L'incompréhension reste totale en Virginie

Publié le par Adriana Evangelizt

Comme nous le disions hier, nous trouvons effectivement curieux ces meurtres de masse aux Etats-Unis commis par un seul type dont on fait en sorte qu'on ne sache jamais rien sur lui. Et il est d'ailleurs fort possible qu'il s'en passe d'autres sous peu. Ca fait partie quelque part du plan pour la dictature qui va s'imposer pour le Peuple Américain. Les Maîtres du monde veulent terroriser les Américains car d'ici peu, l'Iran va être attaqué et ça, le Peuple va très mal le prendre. Il risque donc y avoir une grosse révolution qu'il faut mater à l'avance. Vous allez penser que nous voyons le mal partout. Mais il est partout. Notre système est gangréné à un point incroyable. Et peu de gens sont Eveillés à ce problème. Le Nouvel Ordre Mondial n'est plus loin. La toile est savamment tissée pour bientôt complètement asservir les hommes. Soit vous marchez dans le système des diaboliques et vous assurez un avenir peinard soit vous vous rebellez et tout sera fait pour vous neutraliser le plus rapidement possible voire vous éradiquer. Mais pour en arriver à ce stade, il faut nous faire avaler le coup de la fameuse puce qu'ils veulent nous insérer. Qui remplacera tous nos papiers d'identité, bancaire, médical, on en passe et des meilleures. Le but du jeu étant que l'argent devient virtuel. Il n'existe plus. Ils emploieront alors le slogan, "pour votre sécurité, nous avons trouvé ce système. Vous n'avez plus besoin d'avoir de l'argent sur vous, vu l'insécurité qu'il règne partout. Sur cette micro-puce seront contenues toutes les informations vous permettant de faire vos achats, payer vos factures, partir en vacances. Les retraits d'argent ne seront plus nécessaires et ainsi vous ne risquerez pas votre vie en vous rendant aux guichets ou en faisant vos courses." Voilà, grosso modo le futur scénario. Mais pour en arriver là, il faut convaincre le Peuple. Or, pour le convaincre quoi de mieux que quelques 11 septembre et quelques crimes sordides. Volà le scénario que nous inspire cette tuerie dans l'Université Américaine.
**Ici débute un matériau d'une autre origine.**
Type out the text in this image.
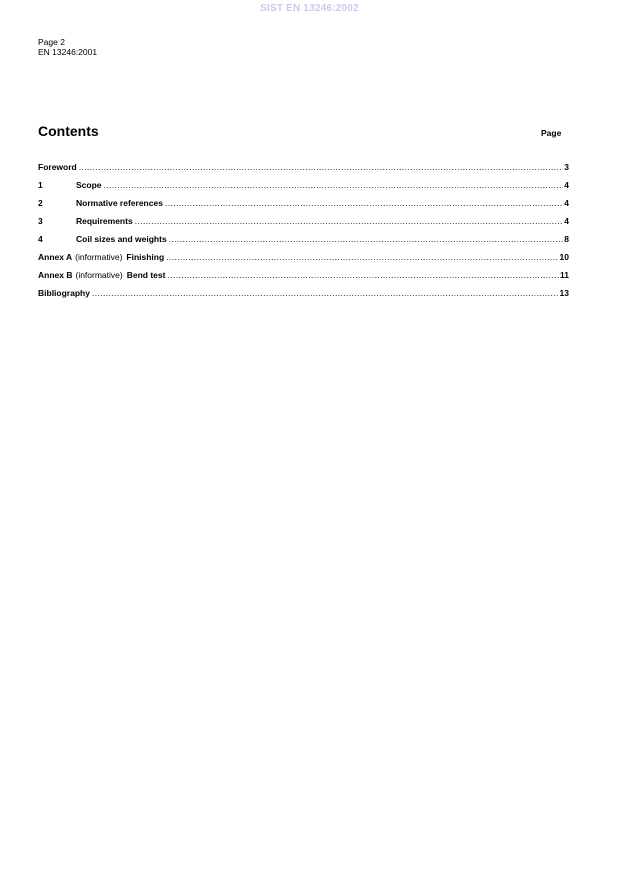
SIST EN 13246:2002
Page 2
EN 13246:2001
Contents	Page
Foreword .....	3
1	Scope .....	4
2	Normative references .....	4
3	Requirements .....	4
4	Coil sizes and weights .....	8
Annex A (informative) Finishing .....	10
Annex B (informative) Bend test .....	11
Bibliography .....	13
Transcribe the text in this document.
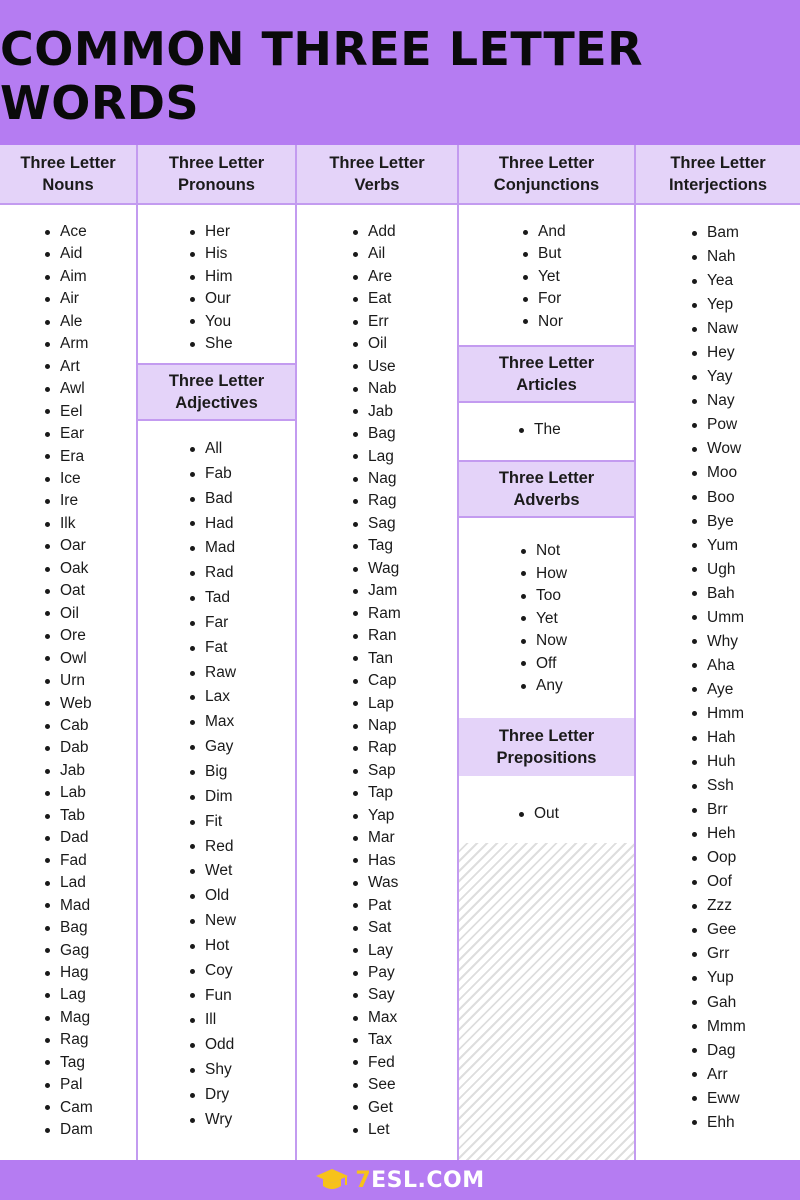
COMMON THREE LETTER WORDS
Three Letter
Nouns
Ace
Aid
Aim
Air
Ale
Arm
Art
Awl
Eel
Ear
Era
Ice
Ire
Ilk
Oar
Oak
Oat
Oil
Ore
Owl
Urn
Web
Cab
Dab
Jab
Lab
Tab
Dad
Fad
Lad
Mad
Bag
Gag
Hag
Lag
Mag
Rag
Tag
Pal
Cam
Dam
Three Letter
Pronouns
Her
His
Him
Our
You
She
Three Letter
Adjectives
All
Fab
Bad
Had
Mad
Rad
Tad
Far
Fat
Raw
Lax
Max
Gay
Big
Dim
Fit
Red
Wet
Old
New
Hot
Coy
Fun
Ill
Odd
Shy
Dry
Wry
Three Letter
Verbs
Add
Ail
Are
Eat
Err
Oil
Use
Nab
Jab
Bag
Lag
Nag
Rag
Sag
Tag
Wag
Jam
Ram
Ran
Tan
Cap
Lap
Nap
Rap
Sap
Tap
Yap
Mar
Has
Was
Pat
Sat
Lay
Pay
Say
Max
Tax
Fed
See
Get
Let
Three Letter
Conjunctions
And
But
Yet
For
Nor
Three Letter
Articles
The
Three Letter
Adverbs
Not
How
Too
Yet
Now
Off
Any
Three Letter
Prepositions
Out
Three Letter
Interjections
Bam
Nah
Yea
Yep
Naw
Hey
Yay
Nay
Pow
Wow
Moo
Boo
Bye
Yum
Ugh
Bah
Umm
Why
Aha
Aye
Hmm
Hah
Huh
Ssh
Brr
Heh
Oop
Oof
Zzz
Gee
Grr
Yup
Gah
Mmm
Dag
Arr
Eww
Ehh
7ESL.COM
On apprend de surcroît que le tueur serait "asiatique". Quel curieux hasard quand on sait que la Chine est en train de regimber face aux pressions américaines à l'OMC.  Selon le Chicago Sun Times, l'agresseur était un étudiant chinois de 24 ans, arrivé aux Etats-Unis en août. Il semblerait qu'il ait d'abord tué deux personnes dans un dortoir avant d'entrer dans la classe où il en a abattu plus de trente. Il parait qu'il aurait tiré des dizaines de coups de feu voire une cinquantaine.  Et tout ceci avec deux révolvers. C'est ce qui est spécifié sur l'article ci-dessous. Or, les révolvers sont à barillets contrairement au pistolet. On se demande bien comment il aurait pu tirer plus de cinquante coups de feu à la suite sans recharger. Première anomalie. Néanmoins, comme les Américains ne sont pas fous, ils se posent beaucoup de questions... "Mais de nombreuses interrogations restent sans réponse, à commencer par l'identité du meurtrier, ses motivations, et la question de savoir s'il avait agi seul." Et oui... c'est assez surprenant un type qui arrive comme ça et qui tire sur tout ce qui se trouve devant lui. Oui, c'est surprenant à moins qu'il soit ivre ou drogué ou les deux. Or, un témoin livre un détail intéressant "Erin Sheehan, a raconté comment elle avait échappé à la mort lorsque l'homme avait pénétré à deux reprises dans sa classe. Il paraissait très minutieux, abattant pratiquement tout le monde." Quelqu'un de minutieux, c'est quelqu'un qui prend son temps en principe. Tout comme on nous dit que l'on a retrouvé le corps du tueur dans un autre endroit, qu'il s'est suicidé. Point. Qui peut dire qu'on ne l'a pas suicidé après l'avoir drogué, lui avoirfait un bourrage de crâne et qu'il ait terminé son ouvrage macabre ? D'autant que le chef de la police du campus, a rapporté que les premiers tirs avaient semblé une affaire « personnelle », ce qui expliquerait que les autorités n'aient pas immédiatement fermé l'établissement. Est-ce que l'affaire concernerait une des deux personnes tuées dans le dortoir. Qu'y faisaient-elle en plein jour ? Et maintenant qu'elles sont mortes de toute façon, que peuvent-elles dire ? Rien. Donc, on peut nous faire avaler n'importe quelle salade même si elle a mauvaise tournure. Il faut installer la peur. Et ils l'installent.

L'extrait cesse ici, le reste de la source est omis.